Todd was born in Australia, and his interests and research were a global effort. He would travel the world not only to lecture and educate others, but also to learn from them, Aronson said.

“His commitment and research was not just in school librarianship, but in international school librarianship.—tThis sense of learning the best from everywhere, of sharing research knowledge gleaned from everywhere,” he said. “This internationalism, which was so fundamental to him as a person, is something I deeply share. He was so encouraging.”

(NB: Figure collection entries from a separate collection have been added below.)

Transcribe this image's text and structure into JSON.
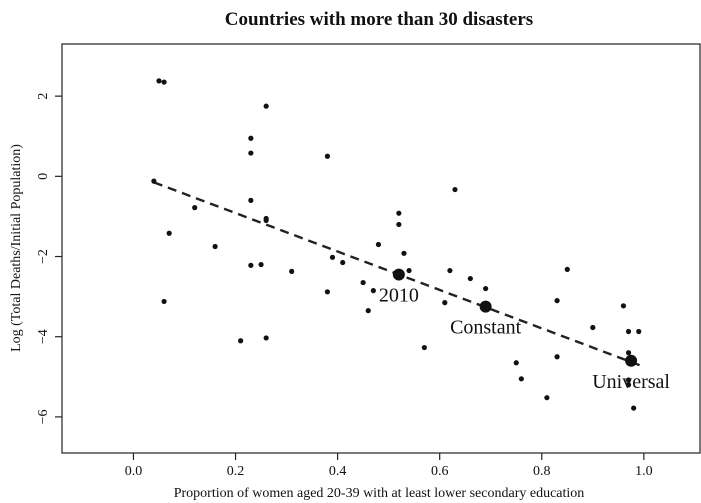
{
  "chart_data": {
    "type": "scatter",
    "title": "Countries with more than 30 disasters",
    "xlabel": "Proportion of women aged 20-39 with at least lower secondary education",
    "ylabel": "Log (Total Deaths/Initial Population)",
    "xlim": [
      -0.14,
      1.11
    ],
    "ylim": [
      -6.9,
      3.3
    ],
    "xticks": [
      0.0,
      0.2,
      0.4,
      0.6,
      0.8,
      1.0
    ],
    "xtick_labels": [
      "0.0",
      "0.2",
      "0.4",
      "0.6",
      "0.8",
      "1.0"
    ],
    "yticks": [
      2,
      0,
      -2,
      -4,
      -6
    ],
    "ytick_labels": [
      "2",
      "0",
      "−2",
      "−4",
      "−6"
    ],
    "grid": false,
    "points": [
      [
        0.05,
        2.38
      ],
      [
        0.06,
        2.35
      ],
      [
        0.04,
        -0.12
      ],
      [
        0.12,
        -0.78
      ],
      [
        0.07,
        -1.42
      ],
      [
        0.06,
        -3.12
      ],
      [
        0.16,
        -1.75
      ],
      [
        0.21,
        -4.1
      ],
      [
        0.23,
        0.95
      ],
      [
        0.23,
        0.58
      ],
      [
        0.23,
        -0.6
      ],
      [
        0.26,
        1.75
      ],
      [
        0.26,
        -1.05
      ],
      [
        0.26,
        -1.1
      ],
      [
        0.23,
        -2.22
      ],
      [
        0.25,
        -2.2
      ],
      [
        0.26,
        -4.03
      ],
      [
        0.31,
        -2.37
      ],
      [
        0.38,
        0.5
      ],
      [
        0.39,
        -2.02
      ],
      [
        0.38,
        -2.88
      ],
      [
        0.41,
        -2.15
      ],
      [
        0.45,
        -2.65
      ],
      [
        0.48,
        -1.7
      ],
      [
        0.47,
        -2.85
      ],
      [
        0.46,
        -3.35
      ],
      [
        0.52,
        -0.92
      ],
      [
        0.52,
        -1.2
      ],
      [
        0.53,
        -1.92
      ],
      [
        0.54,
        -2.35
      ],
      [
        0.57,
        -4.27
      ],
      [
        0.61,
        -3.15
      ],
      [
        0.63,
        -0.33
      ],
      [
        0.62,
        -2.35
      ],
      [
        0.66,
        -2.55
      ],
      [
        0.69,
        -2.8
      ],
      [
        0.75,
        -4.65
      ],
      [
        0.76,
        -5.05
      ],
      [
        0.81,
        -5.52
      ],
      [
        0.83,
        -4.5
      ],
      [
        0.83,
        -3.1
      ],
      [
        0.85,
        -2.32
      ],
      [
        0.9,
        -3.77
      ],
      [
        0.96,
        -3.23
      ],
      [
        0.97,
        -3.87
      ],
      [
        0.97,
        -5.08
      ],
      [
        0.97,
        -5.2
      ],
      [
        0.98,
        -5.78
      ],
      [
        0.99,
        -3.87
      ],
      [
        0.97,
        -4.4
      ]
    ],
    "fit_line": {
      "x": [
        0.04,
        1.0
      ],
      "y": [
        -0.15,
        -4.75
      ]
    },
    "highlighted_points": [
      {
        "label": "2010",
        "x": 0.52,
        "y": -2.45
      },
      {
        "label": "Constant",
        "x": 0.69,
        "y": -3.25
      },
      {
        "label": "Universal",
        "x": 0.975,
        "y": -4.6
      }
    ]
  }
}
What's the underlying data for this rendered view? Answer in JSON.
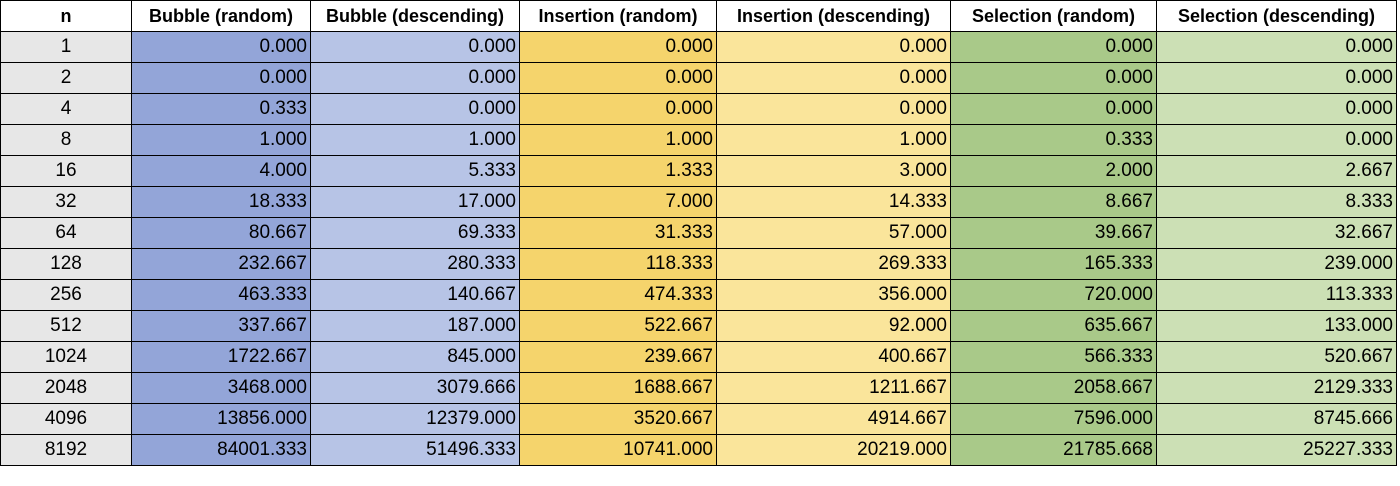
{
  "table": {
    "headers": [
      "n",
      "Bubble (random)",
      "Bubble (descending)",
      "Insertion (random)",
      "Insertion (descending)",
      "Selection (random)",
      "Selection (descending)"
    ],
    "rows": [
      [
        "1",
        "0.000",
        "0.000",
        "0.000",
        "0.000",
        "0.000",
        "0.000"
      ],
      [
        "2",
        "0.000",
        "0.000",
        "0.000",
        "0.000",
        "0.000",
        "0.000"
      ],
      [
        "4",
        "0.333",
        "0.000",
        "0.000",
        "0.000",
        "0.000",
        "0.000"
      ],
      [
        "8",
        "1.000",
        "1.000",
        "1.000",
        "1.000",
        "0.333",
        "0.000"
      ],
      [
        "16",
        "4.000",
        "5.333",
        "1.333",
        "3.000",
        "2.000",
        "2.667"
      ],
      [
        "32",
        "18.333",
        "17.000",
        "7.000",
        "14.333",
        "8.667",
        "8.333"
      ],
      [
        "64",
        "80.667",
        "69.333",
        "31.333",
        "57.000",
        "39.667",
        "32.667"
      ],
      [
        "128",
        "232.667",
        "280.333",
        "118.333",
        "269.333",
        "165.333",
        "239.000"
      ],
      [
        "256",
        "463.333",
        "140.667",
        "474.333",
        "356.000",
        "720.000",
        "113.333"
      ],
      [
        "512",
        "337.667",
        "187.000",
        "522.667",
        "92.000",
        "635.667",
        "133.000"
      ],
      [
        "1024",
        "1722.667",
        "845.000",
        "239.667",
        "400.667",
        "566.333",
        "520.667"
      ],
      [
        "2048",
        "3468.000",
        "3079.666",
        "1688.667",
        "1211.667",
        "2058.667",
        "2129.333"
      ],
      [
        "4096",
        "13856.000",
        "12379.000",
        "3520.667",
        "4914.667",
        "7596.000",
        "8745.666"
      ],
      [
        "8192",
        "84001.333",
        "51496.333",
        "10741.000",
        "20219.000",
        "21785.668",
        "25227.333"
      ]
    ]
  },
  "colors": {
    "n_column": "#e7e7e7",
    "bubble_random": "#93a5d8",
    "bubble_descending": "#b7c4e6",
    "insertion_random": "#f5d46c",
    "insertion_descending": "#fae59b",
    "selection_random": "#a9c989",
    "selection_descending": "#cce0b5"
  }
}
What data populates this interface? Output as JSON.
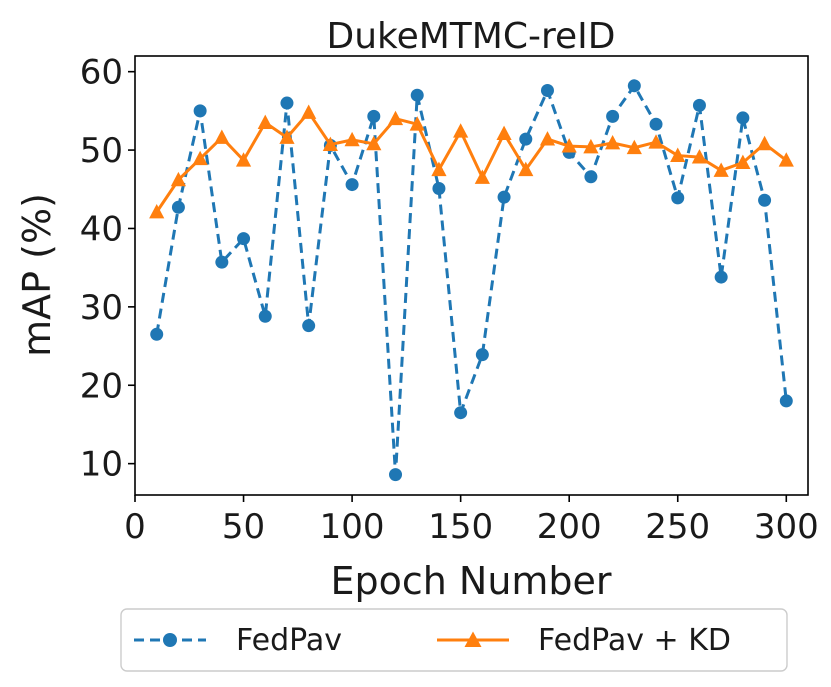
{
  "chart_data": {
    "type": "line",
    "title": "DukeMTMC-reID",
    "xlabel": "Epoch Number",
    "ylabel": "mAP (%)",
    "xlim": [
      0,
      310
    ],
    "ylim": [
      6,
      62
    ],
    "xticks": [
      0,
      50,
      100,
      150,
      200,
      250,
      300
    ],
    "yticks": [
      10,
      20,
      30,
      40,
      50,
      60
    ],
    "grid": false,
    "legend_position": "bottom-center, outside plot",
    "x": [
      10,
      20,
      30,
      40,
      50,
      60,
      70,
      80,
      90,
      100,
      110,
      120,
      130,
      140,
      150,
      160,
      170,
      180,
      190,
      200,
      210,
      220,
      230,
      240,
      250,
      260,
      270,
      280,
      290,
      300
    ],
    "series": [
      {
        "name": "FedPav",
        "color": "#1f77b4",
        "line_style": "dashed",
        "marker": "circle",
        "values": [
          26.5,
          42.7,
          55.0,
          35.7,
          38.7,
          28.8,
          56.0,
          27.6,
          50.6,
          45.6,
          54.3,
          8.6,
          57.0,
          45.1,
          16.5,
          23.9,
          44.0,
          51.4,
          57.6,
          49.7,
          46.6,
          54.3,
          58.2,
          53.3,
          43.9,
          55.7,
          33.8,
          54.1,
          43.6,
          18.0
        ]
      },
      {
        "name": "FedPav + KD",
        "color": "#ff7f0e",
        "line_style": "solid",
        "marker": "triangle",
        "values": [
          42.1,
          46.2,
          48.9,
          51.6,
          48.7,
          53.5,
          51.6,
          54.8,
          50.7,
          51.3,
          50.8,
          54.0,
          53.3,
          47.5,
          52.4,
          46.5,
          52.1,
          47.5,
          51.4,
          50.5,
          50.4,
          50.9,
          50.3,
          51.0,
          49.3,
          49.1,
          47.4,
          48.4,
          50.8,
          48.7
        ]
      }
    ]
  }
}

Todd appeared in April 2006 SLJ cover, and related article, “Ross to the rescue“, featured an interview where he talked about the groundbreaking 2004 study he conducted with Carol Kuhlthau, “Student Learning at Ohio School Libraries.” In this interview he said, “We can’t wait for someone outside of ourselves to save us, because no one comes to the rescue. It may sound pessimistic, and I don’t mean to be pessimistic, but that’s why I focused on this broader area of ​​evidence-based practice. We have wonderful evidence emerging in all of these studies that shows that school library practice can improve student learning outcomes. I would argue very strongly that simply providing technology infrastructure, simply providing high quality information resources and reading enrichment materials, providing a certified school librarian, providing administrative support, does not generate not necessarily an improved practice.”

So what does it do? he was asked.

“I truly believe these are the transformational actions of the school librarian,” he said. “That certainly came out of the Ohio study – the action of the school librarian in terms of instructional intervention, that instructional role. You can provide all the information resources, but if the students don’t have the intellectual scaffolds with which to connect, interact with and use these resources, then it is as if they do not exist. It is a question of taking action and looking at my educational intervention. How can I develop in children the scaffolds intellectuals to interact with the information and really build my understanding and new knowledge of these curriculum standards?”

Todd also wrote for the magazine, notably in April 2008 ” The Evidence Manifesto for School Librarianswhich was a breakdown of 2007 SLJ Closing session of the Summit, led by Todd. Much of what is discussed about evidence-based practices remains relevant today, especially since school librarians are often asked to show their impact on students in measurable ways when districts consider budgets and the funding.